In Aim 1, for given MB diameters, we will define lower FUS pressure thresholds at which the BBB opens to gadolinium and upper FUS pressure thresholds at which thermal tissue injury and/or microvessel damage may begin to occur. These FUS pressure thresholds will then be used as guides for determining optimal FUS and MB diameter parameters for delivering fluorescent tracer IgG molecules across the BBB to Hs683 tumors.
In Aim 2, these optimal FUS and MB parameters will be used to determine whether the targeted delivery of bevacizumab to intracranial brain tumors with MR-guided FUS and MBs significantly inhibits tumor growth when compared to standard intravenous administration of the drug. If these pre-clinical studies are successful, we are well positioned for translation to clinical trials. The PI is the Research Director of the UVa FUS Center, which houses InSightec Exablate MR-Guided head and body FUS systems. Our next step for this project would be to verify the safety of the FUS and MB procedures for BBB opening in a large animal model. This would be followed by the initiation of a clinical trial. Clinical trials involving FUS application to the brain have been approved for othr indications at UVa, so there is a clear precedent for translation of his work at our institution.

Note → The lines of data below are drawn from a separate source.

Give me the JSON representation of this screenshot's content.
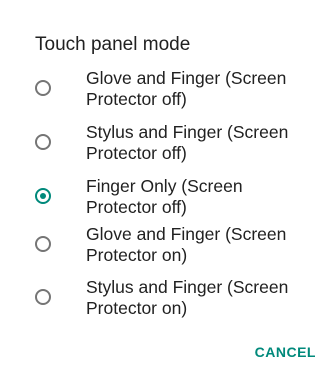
{
  "dialog": {
    "title": "Touch panel mode",
    "options": [
      {
        "label": "Glove and Finger (Screen Protector off)",
        "selected": false
      },
      {
        "label": "Stylus and Finger (Screen Protector off)",
        "selected": false
      },
      {
        "label": "Finger Only (Screen Protector off)",
        "selected": true
      },
      {
        "label": "Glove and Finger (Screen Protector on)",
        "selected": false
      },
      {
        "label": "Stylus and Finger (Screen Protector on)",
        "selected": false
      }
    ],
    "cancel_label": "CANCEL"
  },
  "colors": {
    "accent": "#00897b",
    "text": "#212121",
    "radio_unchecked": "#757575"
  }
}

Chemotherapy is often ineffective when treating brain tumors because the interface between the bloodstream and the brain, which is called the blood-brain barrier, is not permeable to drugs in the bloodstream. We are testing the ability of a new technology, which uses MR imaging and specialized ultrasound equipment to open the blood-brain barrier around brain tumors, to permit the delivery of bevacizumab, which is a drug that inhibits blood vessel growth into tumors, for improved brain cancer treatment.